Irving may have been the player that gained the most from All-Star weekend this year, and if you’re a young player looking to announce yourself to the world, there’s no better place to do it. The three-point contest that everyone said would go to Steph Curry or Matt Bonner? Irving won. The All-Star game on Sunday? Irving scored 15 points and was the only non-starter on the floor for the East at the end of the game. Shout out to Erik Spoelstra for doing the right thing on that one. Oh yeah, he also did this in the Rising Stars Challenge.
Irving is also putting up some pretty impressive numbers in only his second year in the league: 23 points per game, 5.5 assists, 1.5 steals and 42 percent from beyond the arc — seven percent higher than the league average rate. He’s also 85 percent from the free-throw line.
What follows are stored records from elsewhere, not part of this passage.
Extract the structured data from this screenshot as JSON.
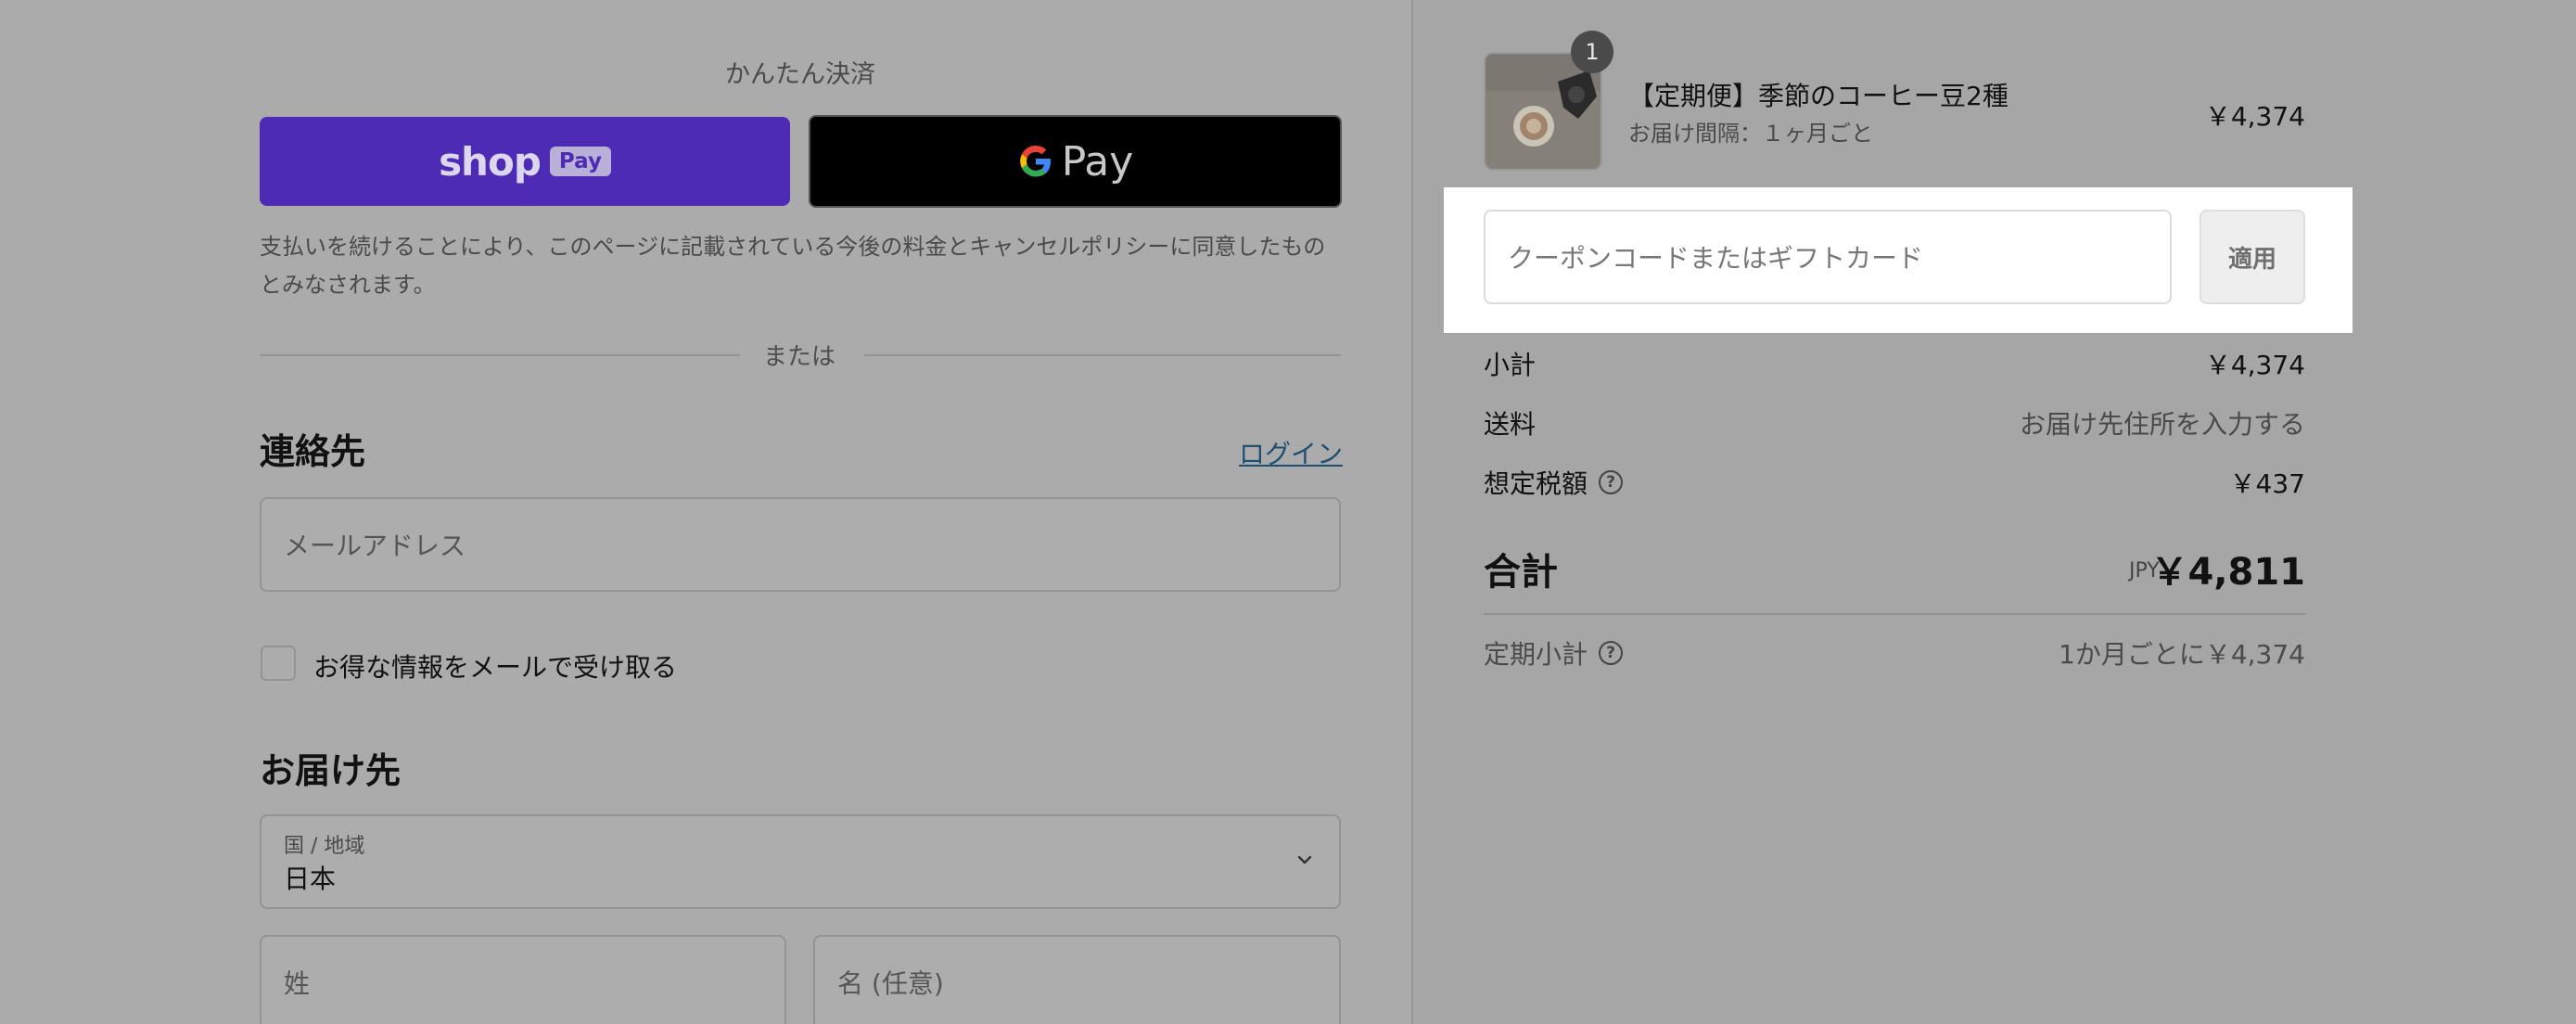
{
  "express_checkout": {
    "title": "かんたん決済",
    "shop_pay_wordmark": "shop",
    "shop_pay_badge": "Pay",
    "gpay_g": "G",
    "gpay_label": "Pay"
  },
  "notice_text": "支払いを続けることにより、このページに記載されている今後の料金とキャンセルポリシーに同意したものとみなされます。",
  "divider_text": "または",
  "contact": {
    "title": "連絡先",
    "login_link": "ログイン",
    "email_placeholder": "メールアドレス",
    "newsletter_label": "お得な情報をメールで受け取る"
  },
  "delivery": {
    "title": "お届け先",
    "country_label": "国 / 地域",
    "country_value": "日本",
    "last_name_placeholder": "姓",
    "first_name_placeholder": "名 (任意)"
  },
  "summary": {
    "item": {
      "quantity": "1",
      "title": "【定期便】季節のコーヒー豆2種",
      "subtitle": "お届け間隔：１ヶ月ごと",
      "price": "￥4,374"
    },
    "coupon": {
      "placeholder": "クーポンコードまたはギフトカード",
      "apply_label": "適用"
    },
    "subtotal_label": "小計",
    "subtotal_value": "￥4,374",
    "shipping_label": "送料",
    "shipping_value": "お届け先住所を入力する",
    "tax_label": "想定税額",
    "tax_value": "￥437",
    "total_label": "合計",
    "total_currency": "JPY",
    "total_value": "￥4,811",
    "recurring_label": "定期小計",
    "recurring_value": "1か月ごとに￥4,374",
    "help_glyph": "?"
  },
  "colors": {
    "shop_pay": "#4d2bb4",
    "gpay": "#000000",
    "link": "#1d4f73",
    "highlight_panel": "#ffffff"
  }
}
The only thing you might get picky about here is the assists, as you’d like to see that number creep up a bit into the 7-8-9 range, but Irving is a young player, and he’s always been asked to score, whether it was at St. Patrick’s in New Jersey in high school, at Duke as a freshmen (he led the team with 17.4 PPG), or going into Cleveland and being asked to take charge of a very ugly roster and lead the franchise back to prominence as a rookie.
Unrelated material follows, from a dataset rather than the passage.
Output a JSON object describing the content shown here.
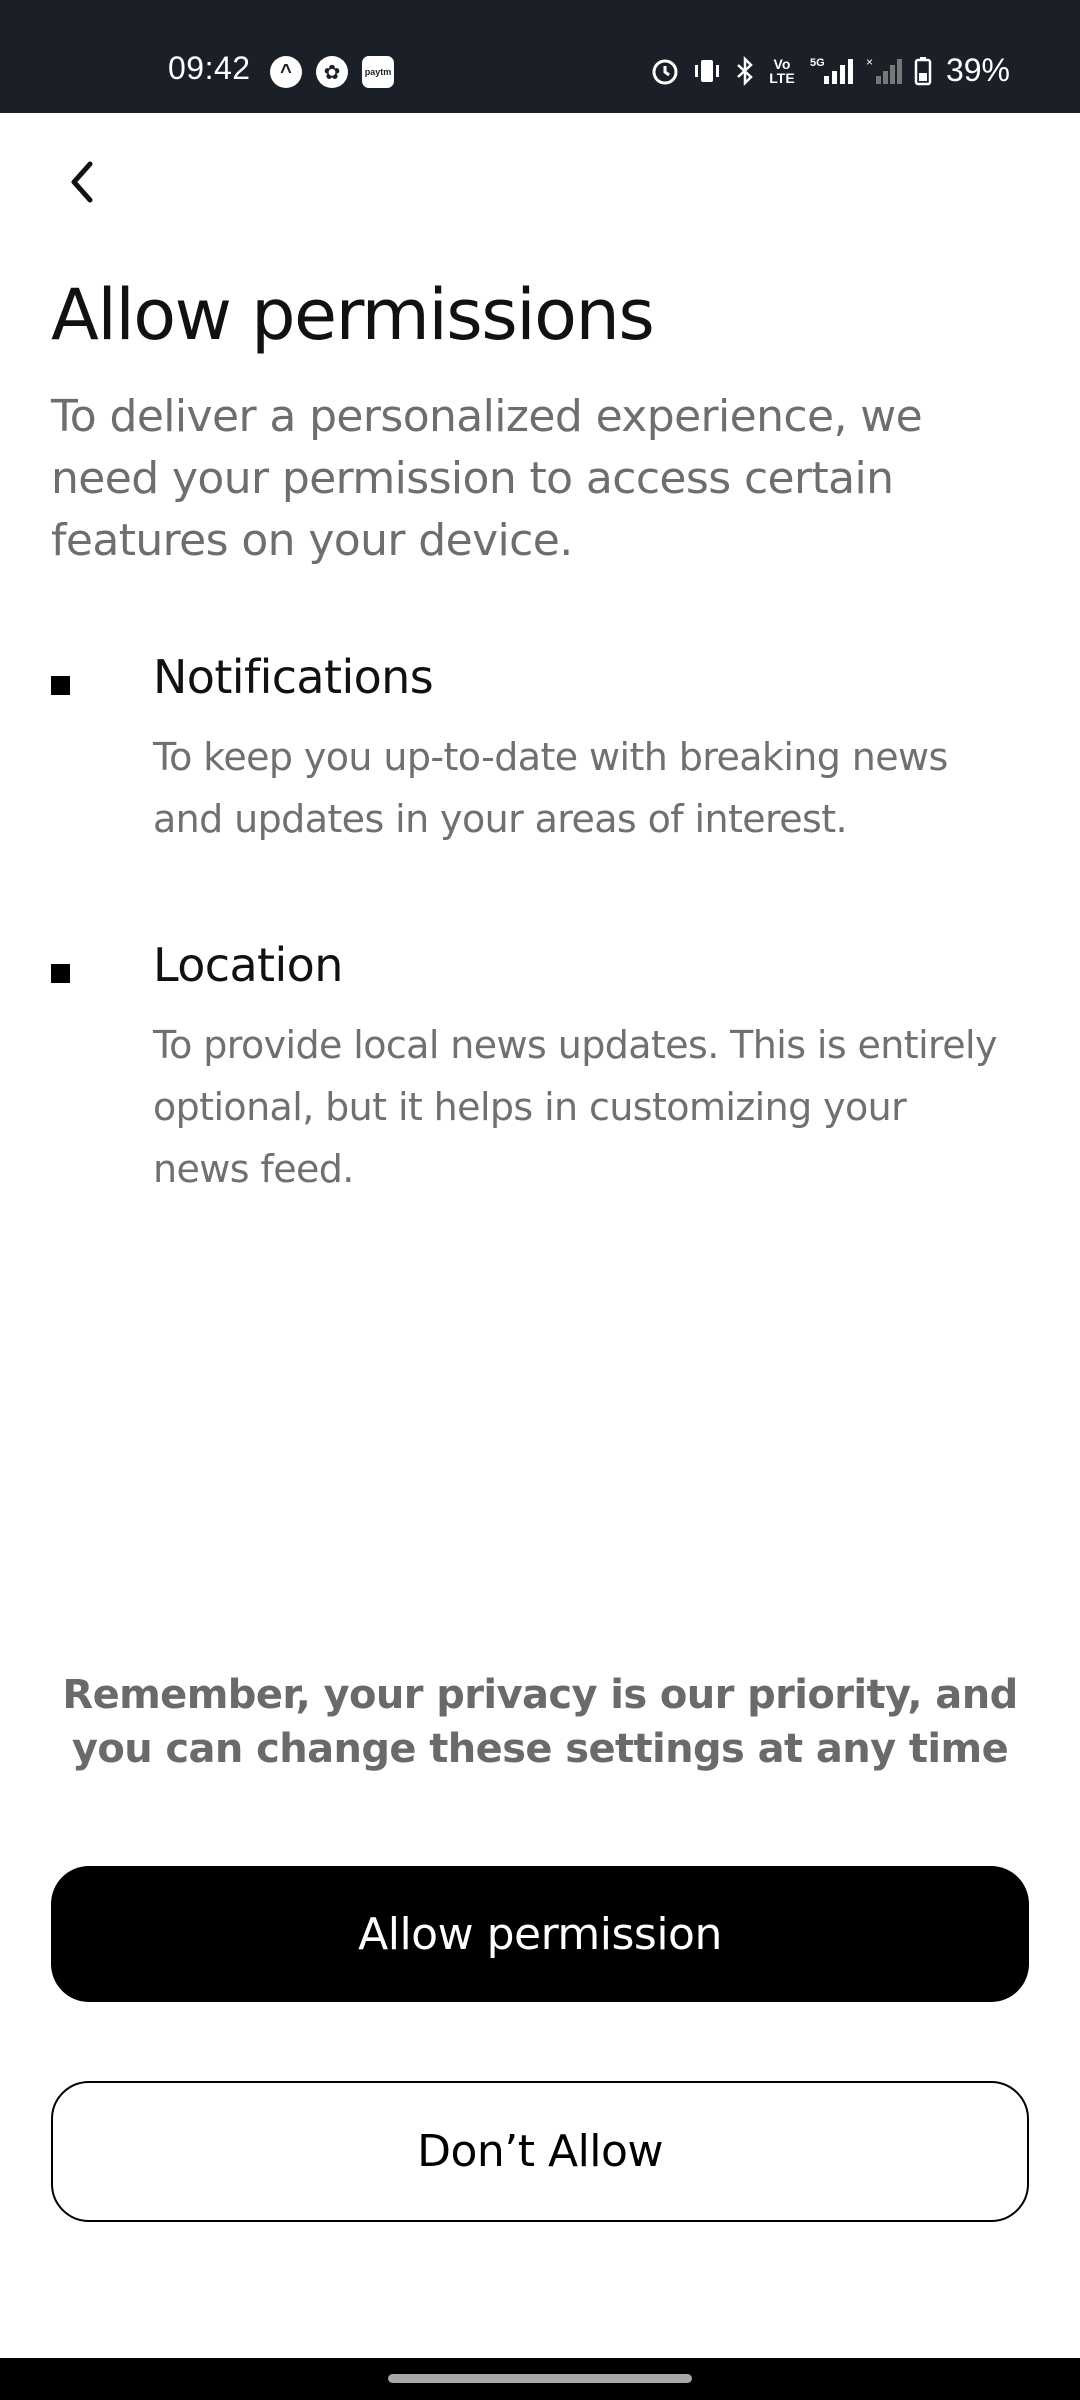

While Cleveland has some work to do in regards to putting pieces around him that will contribute to the winning effort, they have gone younger (Luke Walton is the oldest player on the team, so if you can remember him playing at Arizona, yes, you’re getting old), meaning Irving has the chance to grow with his teammates. Hopefully guys like Tyler Zeller, Dion Waiters and Wayne Ellington can develop into contributors that will cause that assist rate to jump up for Irving, and maybe before long we’ll be seeing them in the playoffs.
The one thing that has been a red flag with Irving has been his health, and he seems to have a knack for getting banged up. Learning how to take care of your body over 82 games is one of the most under-looked aspects of being an NBA player, and Irving is going to have to manage his health effectively, because without him, the Cavs are going nowhere fast.